Obviously this complaint is easily diminished or eliminated by all kinds of things: loving husbands, servings of pickles with ice-cream, high self-esteem, a job with a an open schedule, as well as a caring doctor with a ‘new’ pink pill. And perhaps it is created by fear, anxiety, loneliness, therefore not, strictly speaking, a ‘medical’ complaint, though that’s another discussion.

Therefore, no meds for this complaint can be bought on prescription and no over the counter meds are allowed to advertise/state/: helps nausea. during p. (Where I live.)


Homeopathy and other ‘woo’ works, because of the placebo effect, and additionally because some minor ills just don’t last. It is not surprising that many turn to it, in view of the expense and danger of ‘official’ medics. Seen under that light, it would seem hard to imagine it could ever disappear, as after all instituted medecine counts on the same effects to some no doubt large degree. IMH experience, practically everyone is cured of a whole host of ‘ills’ with *prescription* medecine that can’t possibly have had any real effect.

Anyway placebo is an issue I haven’t sorted out in my own mind. 2. Here some patients are treated both by accredited Docs AND by some local witch doctor who pitches in. Works a treat I am told (anecdotal.) Homeopaths, conversely, lobby and work hard to become ‘respectable’... In Geneva, they managed to institute a lectureship in Homeopathy in the medical Faculty - under pol pressure - had to be cancelled finally as no students showed up.
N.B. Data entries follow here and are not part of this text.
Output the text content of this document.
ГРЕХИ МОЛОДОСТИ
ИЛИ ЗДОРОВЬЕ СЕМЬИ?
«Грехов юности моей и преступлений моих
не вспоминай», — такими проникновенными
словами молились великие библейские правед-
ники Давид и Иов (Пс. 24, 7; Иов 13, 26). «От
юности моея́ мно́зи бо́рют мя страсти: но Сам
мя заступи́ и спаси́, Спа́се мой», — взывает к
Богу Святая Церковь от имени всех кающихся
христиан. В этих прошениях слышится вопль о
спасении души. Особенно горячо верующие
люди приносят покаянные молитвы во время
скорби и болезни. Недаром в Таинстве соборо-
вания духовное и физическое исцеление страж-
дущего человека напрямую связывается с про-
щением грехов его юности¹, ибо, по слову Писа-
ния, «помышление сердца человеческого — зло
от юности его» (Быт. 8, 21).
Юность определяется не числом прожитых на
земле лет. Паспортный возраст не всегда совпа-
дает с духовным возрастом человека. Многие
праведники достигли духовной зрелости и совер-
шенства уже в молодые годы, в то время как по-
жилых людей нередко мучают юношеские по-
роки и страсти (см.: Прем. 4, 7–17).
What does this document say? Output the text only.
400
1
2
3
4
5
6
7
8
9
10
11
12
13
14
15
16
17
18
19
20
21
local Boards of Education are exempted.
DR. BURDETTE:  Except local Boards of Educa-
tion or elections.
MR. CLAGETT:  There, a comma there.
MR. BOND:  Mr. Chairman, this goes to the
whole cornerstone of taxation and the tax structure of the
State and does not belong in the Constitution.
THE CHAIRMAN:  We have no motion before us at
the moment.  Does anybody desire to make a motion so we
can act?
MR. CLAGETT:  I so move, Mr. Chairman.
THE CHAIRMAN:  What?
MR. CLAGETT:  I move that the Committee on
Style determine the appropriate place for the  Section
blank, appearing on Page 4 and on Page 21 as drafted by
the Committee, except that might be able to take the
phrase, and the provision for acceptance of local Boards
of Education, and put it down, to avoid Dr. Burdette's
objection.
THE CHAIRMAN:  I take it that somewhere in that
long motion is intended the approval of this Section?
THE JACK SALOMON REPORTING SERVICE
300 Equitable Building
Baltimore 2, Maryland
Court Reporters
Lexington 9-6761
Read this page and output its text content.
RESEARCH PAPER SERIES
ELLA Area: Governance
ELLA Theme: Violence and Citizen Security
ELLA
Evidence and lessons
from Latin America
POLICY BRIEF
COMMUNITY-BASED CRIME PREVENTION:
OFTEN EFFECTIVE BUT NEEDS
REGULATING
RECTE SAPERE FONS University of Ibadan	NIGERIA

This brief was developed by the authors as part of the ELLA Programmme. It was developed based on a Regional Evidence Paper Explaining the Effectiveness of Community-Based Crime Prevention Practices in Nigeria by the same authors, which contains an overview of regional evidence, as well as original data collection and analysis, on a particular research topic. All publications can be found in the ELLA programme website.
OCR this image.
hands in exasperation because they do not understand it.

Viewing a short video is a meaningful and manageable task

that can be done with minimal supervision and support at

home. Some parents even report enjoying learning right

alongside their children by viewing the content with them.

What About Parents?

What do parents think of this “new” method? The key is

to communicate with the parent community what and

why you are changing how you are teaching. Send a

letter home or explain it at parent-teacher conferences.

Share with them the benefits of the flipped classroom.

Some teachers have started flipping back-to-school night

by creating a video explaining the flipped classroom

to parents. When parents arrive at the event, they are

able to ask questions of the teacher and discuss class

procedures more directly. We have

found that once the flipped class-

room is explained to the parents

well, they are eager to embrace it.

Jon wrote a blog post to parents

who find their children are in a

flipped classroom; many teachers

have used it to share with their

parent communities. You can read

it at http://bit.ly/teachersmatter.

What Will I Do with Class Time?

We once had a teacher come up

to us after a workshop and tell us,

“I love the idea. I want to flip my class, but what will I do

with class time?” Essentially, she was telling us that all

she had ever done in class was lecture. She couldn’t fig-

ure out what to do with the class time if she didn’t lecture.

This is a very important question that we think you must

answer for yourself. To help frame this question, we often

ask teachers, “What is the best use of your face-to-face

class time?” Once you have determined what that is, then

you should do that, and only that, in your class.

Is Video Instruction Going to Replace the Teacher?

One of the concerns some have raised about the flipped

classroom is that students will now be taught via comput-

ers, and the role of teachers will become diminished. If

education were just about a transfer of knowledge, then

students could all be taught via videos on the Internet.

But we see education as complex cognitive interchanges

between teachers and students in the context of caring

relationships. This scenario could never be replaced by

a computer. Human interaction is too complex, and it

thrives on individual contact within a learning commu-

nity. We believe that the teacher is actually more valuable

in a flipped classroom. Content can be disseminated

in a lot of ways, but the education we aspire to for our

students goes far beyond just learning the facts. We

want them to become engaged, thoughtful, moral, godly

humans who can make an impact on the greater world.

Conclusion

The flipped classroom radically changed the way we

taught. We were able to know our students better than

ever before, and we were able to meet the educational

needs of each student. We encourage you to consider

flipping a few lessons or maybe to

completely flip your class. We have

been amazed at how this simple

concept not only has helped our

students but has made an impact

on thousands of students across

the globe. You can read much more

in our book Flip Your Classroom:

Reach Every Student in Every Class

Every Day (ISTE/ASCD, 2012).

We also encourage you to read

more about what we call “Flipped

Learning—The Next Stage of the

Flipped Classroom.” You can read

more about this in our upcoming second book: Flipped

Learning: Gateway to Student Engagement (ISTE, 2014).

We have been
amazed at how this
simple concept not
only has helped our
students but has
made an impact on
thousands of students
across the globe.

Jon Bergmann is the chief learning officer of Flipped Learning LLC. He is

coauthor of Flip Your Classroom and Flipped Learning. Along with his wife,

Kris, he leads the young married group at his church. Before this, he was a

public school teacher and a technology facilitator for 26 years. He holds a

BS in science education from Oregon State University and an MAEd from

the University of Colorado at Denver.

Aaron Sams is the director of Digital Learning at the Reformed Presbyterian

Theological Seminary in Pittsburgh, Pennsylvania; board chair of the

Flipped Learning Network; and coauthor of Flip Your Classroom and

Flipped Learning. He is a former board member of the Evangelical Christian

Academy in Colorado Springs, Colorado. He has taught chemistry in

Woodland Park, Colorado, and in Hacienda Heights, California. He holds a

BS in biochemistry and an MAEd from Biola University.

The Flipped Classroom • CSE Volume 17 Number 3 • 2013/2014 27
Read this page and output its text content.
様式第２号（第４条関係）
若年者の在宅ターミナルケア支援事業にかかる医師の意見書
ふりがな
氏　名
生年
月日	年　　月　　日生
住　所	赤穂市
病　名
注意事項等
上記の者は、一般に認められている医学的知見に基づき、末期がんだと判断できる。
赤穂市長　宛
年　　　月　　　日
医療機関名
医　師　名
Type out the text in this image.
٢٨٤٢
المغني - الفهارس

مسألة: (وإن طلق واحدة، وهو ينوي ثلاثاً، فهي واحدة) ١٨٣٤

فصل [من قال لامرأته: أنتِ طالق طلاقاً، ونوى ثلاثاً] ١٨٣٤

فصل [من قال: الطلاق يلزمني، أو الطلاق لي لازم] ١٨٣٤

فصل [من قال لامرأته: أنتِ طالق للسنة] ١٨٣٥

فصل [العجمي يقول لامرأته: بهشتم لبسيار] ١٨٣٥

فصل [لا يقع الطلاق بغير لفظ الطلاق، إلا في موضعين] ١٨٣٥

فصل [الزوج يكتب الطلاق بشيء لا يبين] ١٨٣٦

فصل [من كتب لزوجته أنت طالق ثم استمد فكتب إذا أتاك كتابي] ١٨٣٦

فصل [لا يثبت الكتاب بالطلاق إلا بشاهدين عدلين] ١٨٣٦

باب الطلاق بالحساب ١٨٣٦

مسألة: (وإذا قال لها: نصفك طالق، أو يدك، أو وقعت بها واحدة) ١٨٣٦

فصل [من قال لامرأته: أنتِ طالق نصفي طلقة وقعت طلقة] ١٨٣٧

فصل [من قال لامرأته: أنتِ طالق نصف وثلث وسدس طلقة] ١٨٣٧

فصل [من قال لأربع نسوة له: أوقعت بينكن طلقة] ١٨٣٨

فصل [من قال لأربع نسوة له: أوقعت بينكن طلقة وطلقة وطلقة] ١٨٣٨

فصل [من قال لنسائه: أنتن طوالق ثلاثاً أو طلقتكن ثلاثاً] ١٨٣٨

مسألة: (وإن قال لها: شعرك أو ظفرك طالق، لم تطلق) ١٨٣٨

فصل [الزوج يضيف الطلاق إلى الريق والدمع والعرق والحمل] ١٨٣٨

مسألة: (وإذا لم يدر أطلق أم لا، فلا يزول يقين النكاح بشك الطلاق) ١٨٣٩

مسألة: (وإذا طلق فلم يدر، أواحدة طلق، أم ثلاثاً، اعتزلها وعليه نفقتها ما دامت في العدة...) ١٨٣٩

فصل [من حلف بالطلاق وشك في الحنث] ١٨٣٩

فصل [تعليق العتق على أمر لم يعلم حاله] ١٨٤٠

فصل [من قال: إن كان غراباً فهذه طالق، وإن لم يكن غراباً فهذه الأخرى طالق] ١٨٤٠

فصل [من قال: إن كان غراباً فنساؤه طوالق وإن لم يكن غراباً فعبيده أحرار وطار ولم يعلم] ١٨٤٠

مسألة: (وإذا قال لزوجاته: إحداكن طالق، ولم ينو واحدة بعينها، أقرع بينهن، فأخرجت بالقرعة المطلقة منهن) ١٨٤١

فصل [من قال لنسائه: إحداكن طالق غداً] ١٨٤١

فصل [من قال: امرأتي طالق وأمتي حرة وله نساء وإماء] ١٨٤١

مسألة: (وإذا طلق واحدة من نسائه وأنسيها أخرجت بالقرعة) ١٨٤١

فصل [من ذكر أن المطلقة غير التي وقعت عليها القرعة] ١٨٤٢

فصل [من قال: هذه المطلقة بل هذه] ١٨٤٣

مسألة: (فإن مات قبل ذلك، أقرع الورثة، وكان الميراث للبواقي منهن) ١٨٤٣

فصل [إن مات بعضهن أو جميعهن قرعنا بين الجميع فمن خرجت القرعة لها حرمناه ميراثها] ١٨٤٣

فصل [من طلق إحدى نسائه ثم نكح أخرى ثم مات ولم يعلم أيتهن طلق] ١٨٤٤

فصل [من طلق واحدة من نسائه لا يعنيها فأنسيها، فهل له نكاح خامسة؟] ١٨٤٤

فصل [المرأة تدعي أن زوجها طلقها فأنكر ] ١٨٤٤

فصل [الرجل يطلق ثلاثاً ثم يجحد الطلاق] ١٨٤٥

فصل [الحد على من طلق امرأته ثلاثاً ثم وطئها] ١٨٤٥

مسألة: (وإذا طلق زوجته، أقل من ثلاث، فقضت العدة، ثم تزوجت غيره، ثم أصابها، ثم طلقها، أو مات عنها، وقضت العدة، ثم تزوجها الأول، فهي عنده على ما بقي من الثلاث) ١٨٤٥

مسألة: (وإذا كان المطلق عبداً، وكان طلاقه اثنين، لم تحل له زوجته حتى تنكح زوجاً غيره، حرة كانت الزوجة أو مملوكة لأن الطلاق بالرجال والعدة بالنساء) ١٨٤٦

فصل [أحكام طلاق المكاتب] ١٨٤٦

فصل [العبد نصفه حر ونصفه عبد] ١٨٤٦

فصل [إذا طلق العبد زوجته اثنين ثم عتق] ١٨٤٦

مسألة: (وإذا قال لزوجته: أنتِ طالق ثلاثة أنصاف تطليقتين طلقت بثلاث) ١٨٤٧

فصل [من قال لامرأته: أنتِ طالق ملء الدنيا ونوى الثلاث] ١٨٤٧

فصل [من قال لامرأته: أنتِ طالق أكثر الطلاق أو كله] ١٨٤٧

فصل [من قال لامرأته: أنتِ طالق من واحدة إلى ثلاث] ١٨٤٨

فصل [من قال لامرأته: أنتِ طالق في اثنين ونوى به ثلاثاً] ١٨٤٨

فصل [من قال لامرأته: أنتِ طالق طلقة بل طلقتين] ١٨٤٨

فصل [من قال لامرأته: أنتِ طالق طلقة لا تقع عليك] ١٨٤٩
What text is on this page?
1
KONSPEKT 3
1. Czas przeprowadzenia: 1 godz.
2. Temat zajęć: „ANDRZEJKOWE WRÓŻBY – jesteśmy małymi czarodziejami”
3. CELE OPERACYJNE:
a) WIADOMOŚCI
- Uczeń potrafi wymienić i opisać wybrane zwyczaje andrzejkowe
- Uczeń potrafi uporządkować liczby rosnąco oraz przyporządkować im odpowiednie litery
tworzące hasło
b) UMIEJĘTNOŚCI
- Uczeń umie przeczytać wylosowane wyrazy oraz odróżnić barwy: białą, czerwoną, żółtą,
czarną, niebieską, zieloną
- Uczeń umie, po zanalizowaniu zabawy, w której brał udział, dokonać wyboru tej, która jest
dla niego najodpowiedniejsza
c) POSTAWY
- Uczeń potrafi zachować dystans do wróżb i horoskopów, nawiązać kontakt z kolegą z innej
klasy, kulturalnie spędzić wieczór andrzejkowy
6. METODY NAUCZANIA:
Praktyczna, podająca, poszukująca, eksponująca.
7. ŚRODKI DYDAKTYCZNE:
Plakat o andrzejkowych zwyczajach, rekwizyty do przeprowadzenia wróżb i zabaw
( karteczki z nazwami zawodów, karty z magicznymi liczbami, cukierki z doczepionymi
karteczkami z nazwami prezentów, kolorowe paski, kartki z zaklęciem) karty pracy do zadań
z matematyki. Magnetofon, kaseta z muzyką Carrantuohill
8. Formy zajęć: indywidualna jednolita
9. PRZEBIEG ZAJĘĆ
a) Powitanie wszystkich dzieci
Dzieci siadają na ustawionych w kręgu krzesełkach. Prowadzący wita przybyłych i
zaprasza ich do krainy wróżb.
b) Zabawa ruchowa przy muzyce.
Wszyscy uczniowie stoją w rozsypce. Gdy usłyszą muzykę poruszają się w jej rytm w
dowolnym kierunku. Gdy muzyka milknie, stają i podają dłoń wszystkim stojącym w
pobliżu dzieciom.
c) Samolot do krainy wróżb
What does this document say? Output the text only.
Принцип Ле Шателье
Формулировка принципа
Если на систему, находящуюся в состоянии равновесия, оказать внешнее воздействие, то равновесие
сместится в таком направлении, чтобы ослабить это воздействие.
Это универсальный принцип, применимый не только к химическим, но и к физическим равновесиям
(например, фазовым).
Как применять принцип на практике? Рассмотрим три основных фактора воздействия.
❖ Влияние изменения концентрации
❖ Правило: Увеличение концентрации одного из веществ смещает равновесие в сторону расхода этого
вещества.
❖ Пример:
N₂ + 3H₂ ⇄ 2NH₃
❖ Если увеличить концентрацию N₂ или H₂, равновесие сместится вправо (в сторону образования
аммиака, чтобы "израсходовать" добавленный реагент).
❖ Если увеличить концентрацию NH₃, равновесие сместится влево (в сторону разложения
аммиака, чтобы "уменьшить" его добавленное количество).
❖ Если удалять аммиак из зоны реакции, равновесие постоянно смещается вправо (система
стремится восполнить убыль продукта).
1. I read this here (in french) no doubt goog will provide.

http://www.letemps.ch/Page/Uuid/d3182432-8ba1-11df-a7c3-d97c1092a604/Du_Botox_pour_soigner_la_migraine

2. Not on how it works, but the statistics of it, interaction with diff. kinds of illness, medical treatment, etc.

Ana

C. Corax said...

Ed Calabrese?! I knew him well back in the early 80s! Well, I knew him through his wife. In fact, when our hot water heater died and took three days to be repaired, I walked up the road to take a shower at their house. They had a truly mellow and wonderful Irish setter at the time. I lost touch when they moved one town west.

He was subjecting sheep's blood to exhaust pollution to study the effects of auto exhaust way back then.

I love how some woo-believers get their knickers in a twist over this, that or the other thing in vaccines, but merrily swallow toxins in their homeopathic swill.